CJ HessguestClaire Vohost
Feb 9, 202653mWatch on YouTube ↗

CHAPTERS

  1. Meet CJ Hess: building a personal ecosystem around Claude Code

    CJ Hess shares why he’s become a Claude Code power user and how it enabled him to build an ecosystem of personal dev tools. The conversation sets up the theme: customizing AI-assisted development workflows to match how you think and work.

  2. Why CJ prefers Claude Code over alternatives (and what matters beyond model IQ)

    CJ contrasts model ‘smartness’ with day-to-day usability, arguing the harness and UX of Claude Code make it especially effective. The emphasis is on steerability, deep follow-through, and how tooling amplifies model capability.

  3. AI changes developer environments: from IDE choices to bespoke workflows

    Claire and CJ discuss how AI enables a new era of personalized developer setups—far beyond picking an IDE or linter. They highlight how agentic models can even handle tedious environment and configuration chores that used to linger for months.

  4. Planning with markdown—and why ASCII diagrams hit a wall

    CJ describes a planning workflow many developers are converging on: iterating in markdown plans until confident enough to implement. But for flows and UI thinking, ASCII diagrams (and even Mermaid) feel limiting and cognitively taxing.
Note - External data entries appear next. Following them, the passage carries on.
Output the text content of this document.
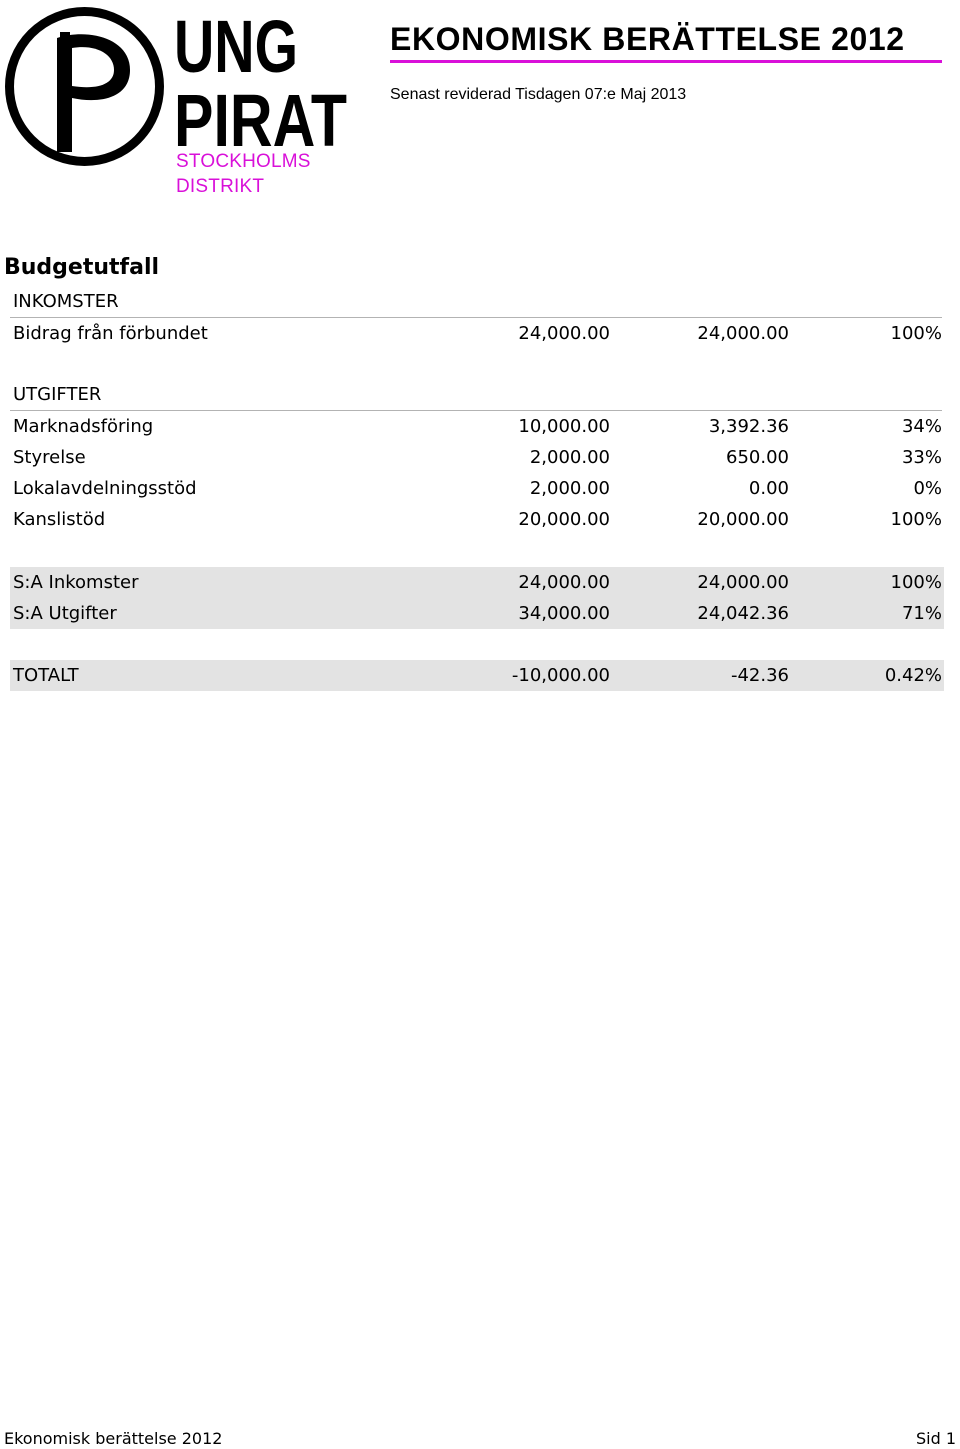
UNG
PIRAT
STOCKHOLMS
DISTRIKT
EKONOMISK BERÄTTELSE 2012
Senast reviderad Tisdagen 07:e Maj 2013
Budgetutfall
INKOMSTER
Bidrag från förbundet	24,000.00	24,000.00	100%
UTGIFTER
Marknadsföring	10,000.00	3,392.36	34%
Styrelse	2,000.00	650.00	33%
Lokalavdelningsstöd	2,000.00	0.00	0%
Kanslistöd	20,000.00	20,000.00	100%
S:A Inkomster	24,000.00	24,000.00	100%
S:A Utgifter	34,000.00	24,042.36	71%
TOTALT	-10,000.00	-42.36	0.42%
Ekonomisk berättelse 2012	Sid 1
  5. Introducing Flowy: JSON-based flowcharts and UI mockups generated by AI

    CJ unveils Flowy, a custom tool he built so Claude can output JSON that renders into clean flowcharts and low-fidelity UI mockups. The key idea is replacing hard-to-edit text diagrams with a machine-readable format that’s also human-friendly visually.

  6. Flowy vs Mermaid: owning the constraints and evolving the tool + skills together

    The discussion turns to why CJ didn’t just use Mermaid: he wanted full control to add features and update the agent’s understanding in lockstep. He explains how custom skills teach Claude to read/write Flowy’s schema effectively.

  7. Skills as living documentation: structure, examples, and iterative refinement

    CJ shows the Flowy skill markdown file and how he treats it as living documentation for agents. Claire highlights good skill patterns—purpose, quick start, schema, and examples—while CJ notes he often lets the model manage the file’s shape.

  8. Demo setup: prompting Claude to explore the repo and generate diagrams first

    CJ demonstrates a workflow: ask Claude to re-anchor on prior plans, explore the codebase, and then generate both a user-flow diagram and an animation timing sequence in Flowy. Parallel exploration agents help gather context quickly.

  9. Iterating visually: editing Flowy, leaving notes, and round-tripping to Claude

    CJ opens the generated Flowy diagrams, identifies issues (like timing), edits the diagram directly, and asks Claude to update based on notes. The chapter emphasizes tight feedback loops between human edits and agent updates using the shared JSON substrate.

  10. From diagrams to UI mockups: generating screen states for the spinner feature

    CJ prompts Claude to generate Flowy UI mockups that represent different states of the spinner interaction. Even without perfect shape primitives, Claude works around limitations to create a useful representation of the intended UI.

  11. Build directly from artifacts: skipping the markdown plan and shipping the feature

    With flowcharts and mockups in place, CJ tries a ‘just build it’ prompt, removing Claude from extended plan mode. The result: a working spinner UI that closely matches the mockups, demonstrating artifacts can effectively replace long textual specs.

  12. Model-to-model review: using Codex (“Carl”) to critique Claude’s diff

    CJ explains his practice of having Codex review Claude-generated code for alignment with diagrams/specs and for ‘code smells.’ Codex is positioned as a critical reviewer that catches mismatches and suggests refactors for maintainability.

  13. Lightning round: Genie 3 worlds, prompting style, and releasing Flowy

    CJ shares excitement about Google’s Genie 3 for generating explorable worlds and plays with a ‘Matrix lobster’ example. They close with CJ’s prompting philosophy (less yelling, more clear correction) and plans to release Flowy publicly with associated skills.